In diesem Auszug aus einem ausführlichen Interview schilderte Erzbischof Gänswein seine persönlichen Eindrücke und reflektierte den Weg des gegenseitigen Verständnisses, der zu seiner Versöhnung mit Papst Franziskus führte. Er beschrieb außerdem die Stimmung in Rom nach der Wahl von Papst Leo XIV. und bekräftigte sein Engagement für die Bewahrung des Erbes von Benedikt XVI., das er als Verantwortung und fortwährende pastorale Mission bezeichnete.
Rudolf Gehrig (EWTN News): Erzbischof Georg Gänswein, herzlich willkommen im EWTN-Vatikanstudio hier in Rom. … Sie hatten bereits einige Male Gelegenheit, den neuen Papst zu treffen. Wie ist Ihr erster Eindruck?
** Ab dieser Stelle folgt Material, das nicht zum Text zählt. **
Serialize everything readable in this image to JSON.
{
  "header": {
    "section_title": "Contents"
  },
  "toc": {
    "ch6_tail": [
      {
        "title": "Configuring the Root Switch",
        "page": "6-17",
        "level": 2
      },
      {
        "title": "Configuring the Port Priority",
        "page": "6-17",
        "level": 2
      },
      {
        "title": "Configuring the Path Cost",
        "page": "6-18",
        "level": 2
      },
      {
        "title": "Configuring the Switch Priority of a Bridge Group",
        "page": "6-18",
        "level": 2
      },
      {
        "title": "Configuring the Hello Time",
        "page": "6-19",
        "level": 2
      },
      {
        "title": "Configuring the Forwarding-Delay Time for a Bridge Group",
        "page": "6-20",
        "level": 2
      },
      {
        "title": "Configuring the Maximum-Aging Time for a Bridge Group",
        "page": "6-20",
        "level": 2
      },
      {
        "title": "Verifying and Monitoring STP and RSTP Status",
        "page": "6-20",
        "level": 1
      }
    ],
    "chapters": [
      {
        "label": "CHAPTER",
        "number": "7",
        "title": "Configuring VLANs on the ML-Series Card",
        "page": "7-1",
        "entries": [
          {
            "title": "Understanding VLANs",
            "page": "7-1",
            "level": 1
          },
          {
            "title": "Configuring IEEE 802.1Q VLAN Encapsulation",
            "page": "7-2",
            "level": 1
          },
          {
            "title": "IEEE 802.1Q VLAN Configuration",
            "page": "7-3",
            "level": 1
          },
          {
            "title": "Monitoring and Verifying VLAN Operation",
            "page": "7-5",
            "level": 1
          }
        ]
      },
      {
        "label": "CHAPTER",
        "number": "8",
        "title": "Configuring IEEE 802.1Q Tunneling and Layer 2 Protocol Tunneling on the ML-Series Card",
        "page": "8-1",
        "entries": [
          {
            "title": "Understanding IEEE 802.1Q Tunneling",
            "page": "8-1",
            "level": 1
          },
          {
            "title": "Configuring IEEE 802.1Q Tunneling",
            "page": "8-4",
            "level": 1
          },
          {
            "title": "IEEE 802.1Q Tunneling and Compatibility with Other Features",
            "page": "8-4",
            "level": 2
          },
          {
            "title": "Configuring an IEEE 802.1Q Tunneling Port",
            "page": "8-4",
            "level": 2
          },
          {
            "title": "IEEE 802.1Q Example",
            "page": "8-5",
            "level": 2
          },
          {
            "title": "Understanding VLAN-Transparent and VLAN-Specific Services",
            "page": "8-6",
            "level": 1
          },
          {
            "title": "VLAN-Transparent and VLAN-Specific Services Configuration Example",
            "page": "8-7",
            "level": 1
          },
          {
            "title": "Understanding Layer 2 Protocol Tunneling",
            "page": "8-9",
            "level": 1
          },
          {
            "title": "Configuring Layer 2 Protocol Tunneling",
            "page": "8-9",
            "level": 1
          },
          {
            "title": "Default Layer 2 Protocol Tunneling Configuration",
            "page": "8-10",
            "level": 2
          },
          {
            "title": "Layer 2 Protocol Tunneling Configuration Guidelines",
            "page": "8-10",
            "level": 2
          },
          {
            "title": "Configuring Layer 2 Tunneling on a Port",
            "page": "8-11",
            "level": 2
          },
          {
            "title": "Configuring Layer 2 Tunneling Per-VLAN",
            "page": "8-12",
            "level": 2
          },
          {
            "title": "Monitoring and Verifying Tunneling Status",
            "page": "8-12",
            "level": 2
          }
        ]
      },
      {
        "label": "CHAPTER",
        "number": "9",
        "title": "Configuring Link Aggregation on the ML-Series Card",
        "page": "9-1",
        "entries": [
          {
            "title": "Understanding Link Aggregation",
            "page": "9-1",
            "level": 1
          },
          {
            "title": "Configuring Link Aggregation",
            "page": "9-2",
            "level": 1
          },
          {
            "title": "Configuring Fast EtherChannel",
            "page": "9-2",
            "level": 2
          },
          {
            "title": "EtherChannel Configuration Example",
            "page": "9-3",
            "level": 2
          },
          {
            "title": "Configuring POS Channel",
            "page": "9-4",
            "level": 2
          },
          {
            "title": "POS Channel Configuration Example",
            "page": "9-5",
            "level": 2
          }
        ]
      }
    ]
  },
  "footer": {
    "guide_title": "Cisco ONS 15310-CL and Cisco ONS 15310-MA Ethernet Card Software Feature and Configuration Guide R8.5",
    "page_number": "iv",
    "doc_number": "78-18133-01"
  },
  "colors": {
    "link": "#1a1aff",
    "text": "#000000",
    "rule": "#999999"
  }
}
Erzbischof Gänswein: Mein erster Eindruck stammt nicht von dieser Woche, sondern von dem Abend seiner Vorstellung in der Benediktionsloggia – oder besser gesagt: von seiner Selbstvorstellung. Der erste Eindruck war überraschend und sehr positiv. Nicht nur, weil er wieder Stola und Mozetta trug , sondern einfach wegen seines Auftretens. Und die allererste Überraschung war natürlich die Bekanntgabe seines Namens durch den Kardinalprotodiakon. Das war ein Vorbote und hat sicherlich viele überrascht, andere weniger. Mich hat seine Namenswahl, muss ich sagen, nicht so sehr überrascht.
EWTN News: Hatten Sie schon eine Vorahnung, dass es Kardinal Prevost sein würde?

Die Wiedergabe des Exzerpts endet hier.